Does that specifically mean the weak margins on new EVs? Why is it low then—is tough competition from China forcing the entire chain to settle for lower margins? Or just generally weak demand, where margins stay low with low volume and large “glass palaces” (expensive showrooms)?

Unrelated to that, I’m quite confused by this discussion—is there currently an oversupply of used cars (tough competition) or an undersupply (new cars aren’t selling, so no trade-ins are coming onto the market)?

It’s starting to feel like the used car trade won’t be profitable under any circumstances. Isn’t the problem, however, that people aren’t changing cars as often as the current competitive situation would require? So the situation will be corrected either by people starting to change cars more frequently or by some companies simply going out of business.

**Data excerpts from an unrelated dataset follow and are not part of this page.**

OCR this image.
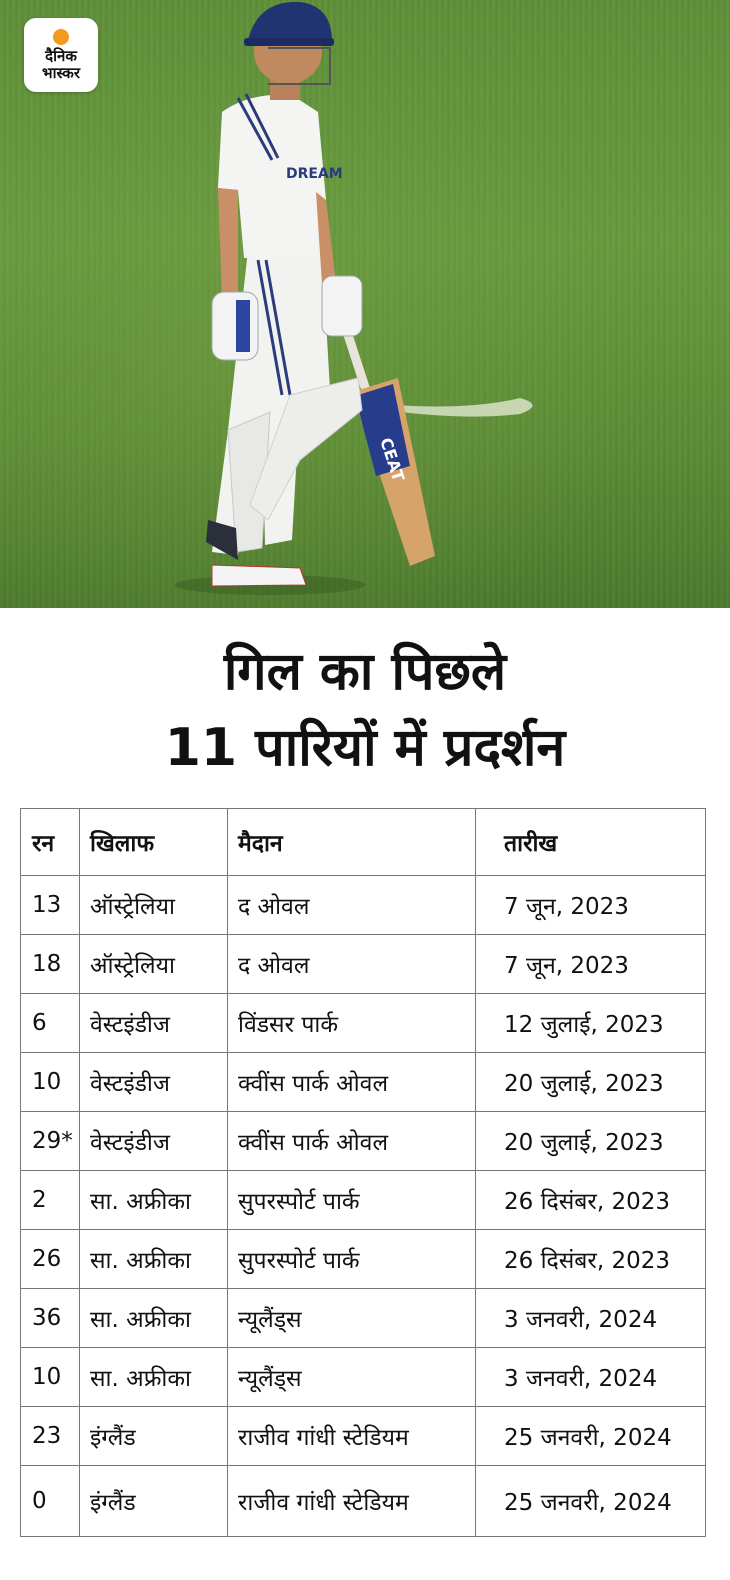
CEAT
DREAM
दैनिक
भास्कर
गिल का पिछले
11 पारियों में प्रदर्शन
रन	खिलाफ	मैदान	तारीख
13	ऑस्ट्रेलिया	द ओवल	7 जून, 2023
18	ऑस्ट्रेलिया	द ओवल	7 जून, 2023
6	वेस्टइंडीज	विंडसर पार्क	12 जुलाई, 2023
10	वेस्टइंडीज	क्वींस पार्क ओवल	20 जुलाई, 2023
29*	वेस्टइंडीज	क्वींस पार्क ओवल	20 जुलाई, 2023
2	सा. अफ्रीका	सुपरस्पोर्ट पार्क	26 दिसंबर, 2023
26	सा. अफ्रीका	सुपरस्पोर्ट पार्क	26 दिसंबर, 2023
36	सा. अफ्रीका	न्यूलैंड्स	3 जनवरी, 2024
10	सा. अफ्रीका	न्यूलैंड्स	3 जनवरी, 2024
23	इंग्लैंड	राजीव गांधी स्टेडियम	25 जनवरी, 2024
0	इंग्लैंड	राजीव गांधी स्टेडियम	25 जनवरी, 2024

Waiting for that, then.

There are surely many reasons for the stagnation; when consumer confidence is low, people make do with their old car for “one more” year—car fever subsides remarkably when the wallet is thin.

Then at least for EVs, the value has dropped so quickly that if it was bought with debt, the trade-in value might be lower than the remaining loan balance; in that case, of course, no deal happens.

Personally, I believe that switching to electric driving might boost trade a bit; you can already get quite decent used EVs for under 20k now.

As a separate comment, the car trade and its interest groups keep carrying on about how new car sales must be boosted or there won’t be good used cars for lower-income people. I would say we’ll definitely manage with 2-x year old used cars imported from Europe; the new car buzz disappears in a couple of weeks anyway, and car safety or fuel economy no longer improves at a significant rate.